Partiamo dalla sostanza. Il vino, come tutti i corpi sensibili, è considerato una sostanza provvista dei suoi accidenti. E sono proprio gli accidenti del vino a fare la fortuna di sommelier e intenditori. Che se ne possa parlare secondo colore, odore, complessità o altro, è tutto questo che rende il vino un elemento ‘partecipato’. Con la disputa che già abbiamo richiamato potremmo ancora dover affrontare la debolezza nella trasformazione della sostanza nonostante la permanenza degli accidenti visibili. Il vino che rimane sull’altare è ancora il sangue di Cristo? Un colore, una densità, al limite un odore – perché ben sappiamo che se lo gustiamo chiudendo gli occhi può venirne tutt’altro – continuano a riferire quella sostanza che Aristotele ci ha abituato a pensare come insieme di materia e forma. Ma tratteniamo un dettaglio: seppure non esistesse vera trasformazione, tutte le proprietà enunciabili sono necessarie affinché il vino proceda oltre se stesso, affinché per il tramite del liquido visibile conceda l’esperienza del non-visibile.

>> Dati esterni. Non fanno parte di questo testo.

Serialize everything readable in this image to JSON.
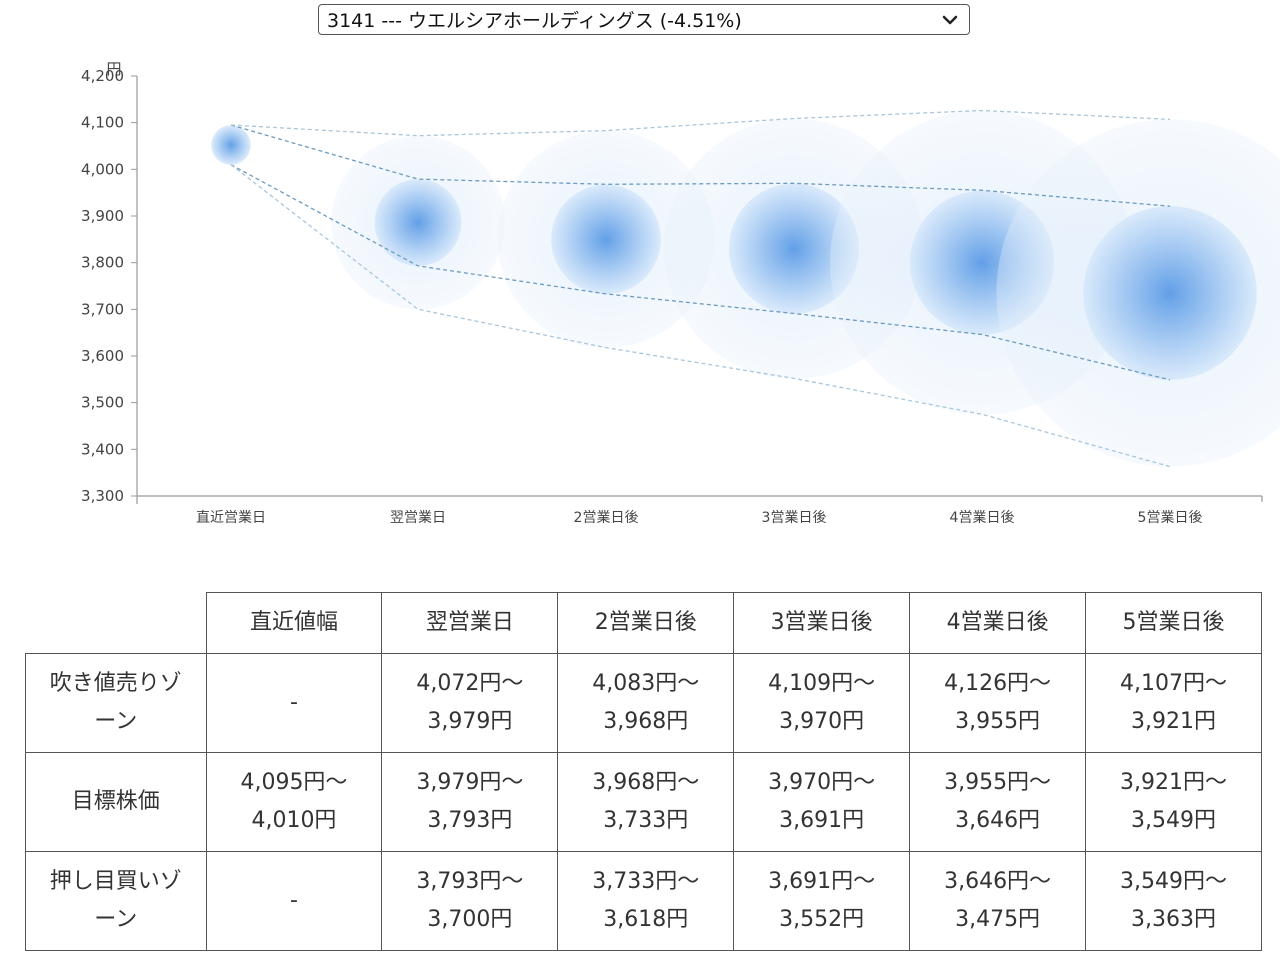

Qui il doppio-taglio della personalizzazione del gusto. Ma anche una soluzione per uscire indenni dal relativismo e ribadire con forza tutte le libertà individuali nel giudizio, oltre che il mantenimento dell’idea. Sindacare sul gusto di qualcuno – lo si fa sempre per una vocazione al confronto e alla critica – significa capire con quale grado di approssimazione la sostanza del vino meriti rispetto e celebrazione, ossia la decenza con cui è abile a trasfigurare tutto ciò che le ha permesso di essere ciò che è. È qui che si nasconde la forma aristotelica che noi proveremo a definire in termini moderni – anche se non ve ne sarebbe bisogno – cioè stipulando un’affinità tra il prodotto che ingeriamo e la fitta serie di cause che lo hanno accompagnato prima di essere.

Questa proiezione del significato, dalla constatazione naturale al suo contenuto trasfigurato, fu definita da Pascasio Radberto un spiritaliter degustare in cui la permanenza delle sostanze visibili è ritoccata dal miracolo della trasformazione eucaristica per rendere l’atto unico e salvifico. Noi non gustiamo il vino perché insieme di zuccheri e composti (alcol, esteri, alcoli e ‘corpicciuoli’ del Campailla, ecc.), ma per ciò che ancora non è dato avere. Anche il nostro gustare è spirituale cioè in grado di traslare un portato materico in qualcosa che della materia può fare chiaramente a meno.

Allora concluderemo che, come è lecito mirare al traguardo del piacere attraverso l’immaginazione, così è opportuno insistere sulla diversità dei piaceri proponibili e inseguire, decifrare, ricollocare, soprattutto in virtù del loro progressivo perfezionamento, la serie di cause che li ha generati. Dalla domanda a una risposta sicura: il vino è senz’altro cultura!

Come sempre Zum Wohl…alla vera salute!